La decisión no solo ordena su imposibilidad de permanecer en los 94.078 km² del territorio provincial, sino que además le prohíbe regresar sin autorización judicial, le exige fijar un nuevo domicilio y someterse a un tratamiento psicológico especializado en violencia familiar.
El conflicto se remonta a agosto del pasado 2025, cuando la mujer lo denunció y se dictaron medidas cautelares bajo la Ley 2785. Entre otras disposiciones, tenía prohibido ejercer actos de violencia, intimidar o acercarse a la víctima. Sin embargo, el hombre incumplió las restricciones en múltiples oportunidades.
El fallo corresponde al juez Jorge Sepúlveda, un destacado juez de Familia, Niñez y Adolescencia de la I° Circunscripción Judicial de Neuquén, en funciones desde 2019. En este caso, el magistrado consideró que el hombre demostró un “total menosprecio por la intervención judicial”, reflejado en la continuidad del hostigamiento.
La decisión de ordenar la expulsión del violento del territorio neuquino no es arbitraria.
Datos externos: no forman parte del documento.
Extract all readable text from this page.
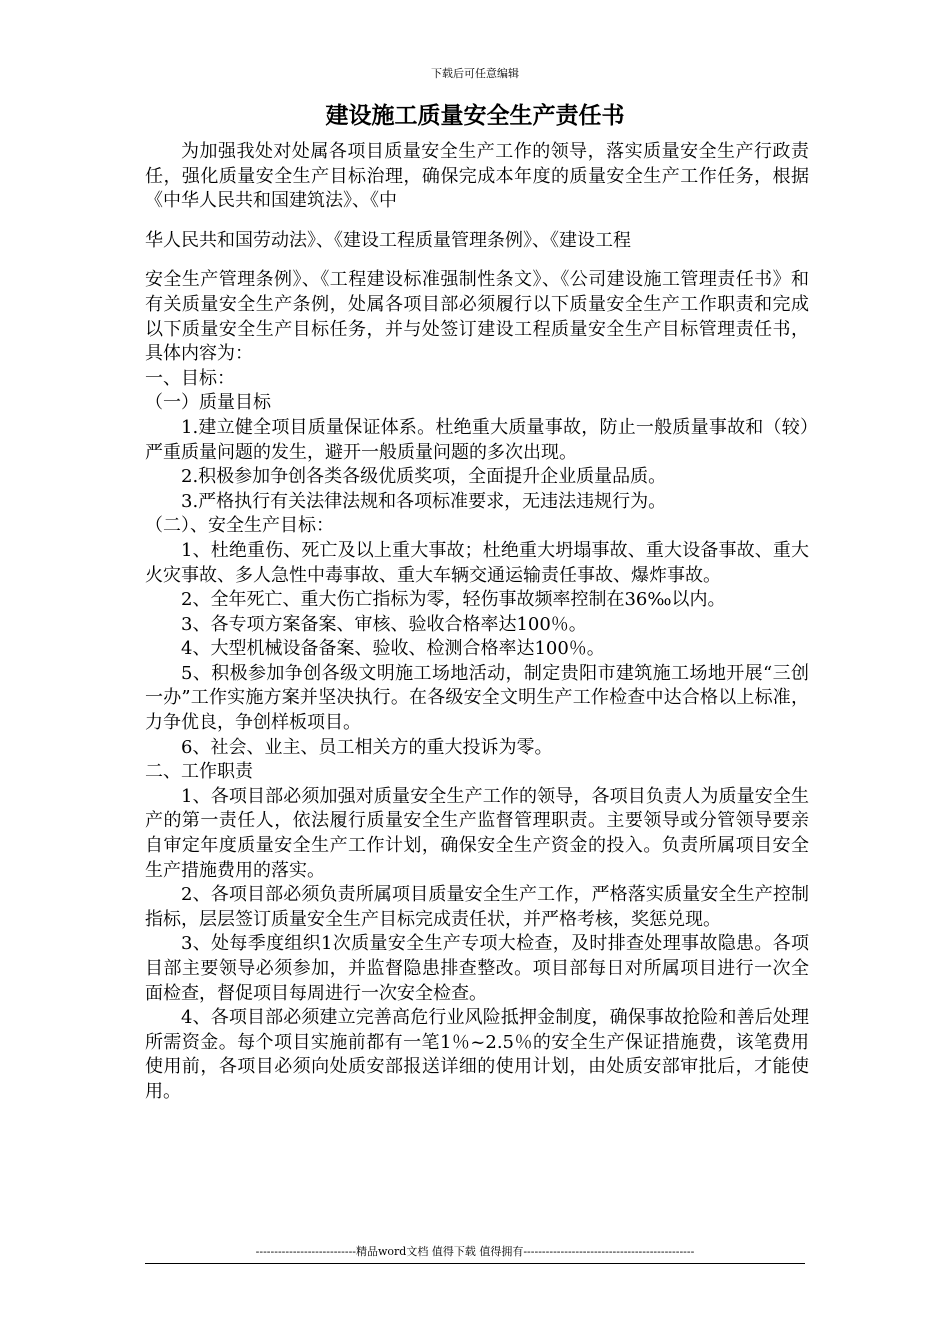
下载后可任意编辑
建设施工质量安全生产责任书

为加强我处对处属各项目质量安全生产工作的领导，落实质量安全生产行政责任，强化质量安全生产目标治理，确保完成本年度的质量安全生产工作任务，根据《中华人民共和国建筑法》、《中

华人民共和国劳动法》、《建设工程质量管理条例》、《建设工程

安全生产管理条例》、《工程建设标准强制性条文》、《公司建设施工管理责任书》和有关质量安全生产条例，处属各项目部必须履行以下质量安全生产工作职责和完成以下质量安全生产目标任务，并与处签订建设工程质量安全生产目标管理责任书，具体内容为：

一、目标：

（一）质量目标

1.建立健全项目质量保证体系。杜绝重大质量事故，防止一般质量事故和（较）严重质量问题的发生，避开一般质量问题的多次出现。

2.积极参加争创各类各级优质奖项，全面提升企业质量品质。

3.严格执行有关法律法规和各项标准要求，无违法违规行为。

（二）、安全生产目标：

1、杜绝重伤、死亡及以上重大事故；杜绝重大坍塌事故、重大设备事故、重大火灾事故、多人急性中毒事故、重大车辆交通运输责任事故、爆炸事故。

2、全年死亡、重大伤亡指标为零，轻伤事故频率控制在36‰以内。

3、各专项方案备案、审核、验收合格率达100％。

4、大型机械设备备案、验收、检测合格率达100％。

5、积极参加争创各级文明施工场地活动，制定贵阳市建筑施工场地开展“三创一办”工作实施方案并坚决执行。在各级安全文明生产工作检查中达合格以上标准，力争优良，争创样板项目。

6、社会、业主、员工相关方的重大投诉为零。

二、工作职责

1、各项目部必须加强对质量安全生产工作的领导，各项目负责人为质量安全生产的第一责任人，依法履行质量安全生产监督管理职责。主要领导或分管领导要亲自审定年度质量安全生产工作计划，确保安全生产资金的投入。负责所属项目安全生产措施费用的落实。

2、各项目部必须负责所属项目质量安全生产工作，严格落实质量安全生产控制指标，层层签订质量安全生产目标完成责任状，并严格考核，奖惩兑现。

3、处每季度组织1次质量安全生产专项大检查，及时排查处理事故隐患。各项目部主要领导必须参加，并监督隐患排查整改。项目部每日对所属项目进行一次全面检查，督促项目每周进行一次安全检查。

4、各项目部必须建立完善高危行业风险抵押金制度，确保事故抢险和善后处理所需资金。每个项目实施前都有一笔1％~2.5％的安全生产保证措施费，该笔费用使用前，各项目必须向处质安部报送详细的使用计划，由处质安部审批后，才能使用。

---------------------------精品word文档 值得下载 值得拥有----------------------------------------------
Como parte de la estrategia de protección de Sepúlveda, a la mujer víctima de la violencia de su ex pareja, se le entregó un botón antipánico. Aun así, las agresiones físicas y las amenazas continuaron cerca de su vivienda. Ante la gravedad del cuadro, la Justicia amplió la distancia de restricción a 900 metros, colocó una tobillera electrónica al agresor y otorgó un dispositivo dual a la denunciante para monitorear posibles acercamientos.
Las medidas tampoco lograron detener la escalada. El magistrado dispuso arrestos breves —24 horas en septiembre y 48 horas en diciembre—, pero el comportamiento persistió. En su fallo, Sepúlveda señaló que el imputado llegó a quitarse la tobillera electrónica en tres ocasiones.
El impacto sobre la víctima fue determinante para la resolución. Según el juez, la mujer vive “con miedo y atemorizada por su seguridad”, y los equipos técnicos evaluaron que atraviesa una situación de alto riesgo. Incluso, en noviembre debió ser internada tras descompensarse luego de un nuevo episodio de violencia.
Para el magistrado, reforzar las medidas de protección era indispensable para garantizar un resguardo “físico, psíquico y simbólico” efectivo. En esa línea, sostuvo que resulta “necesario y urgente reconducir el trámite y readecuar las medidas vigentes” para lograr una protección con verdadero impacto.
El fallo también repasó el marco legal nacional e internacional que obliga al Estado a “prevenir y sancionar la violencia contra la mujer y adoptar medidas jurídicas para conminar al agresor a abstenerse de hostigar, intimidar, amenazar, dañar o poner en peligro la vida de la mujer”.
Sepúlveda reconoció que la decisión implica una restricción al derecho constitucional del hombre a circular libremente por el país, aunque aclaró que se trata de una interrupción temporal orientada a modificar su conducta y garantizar la seguridad de la denunciante.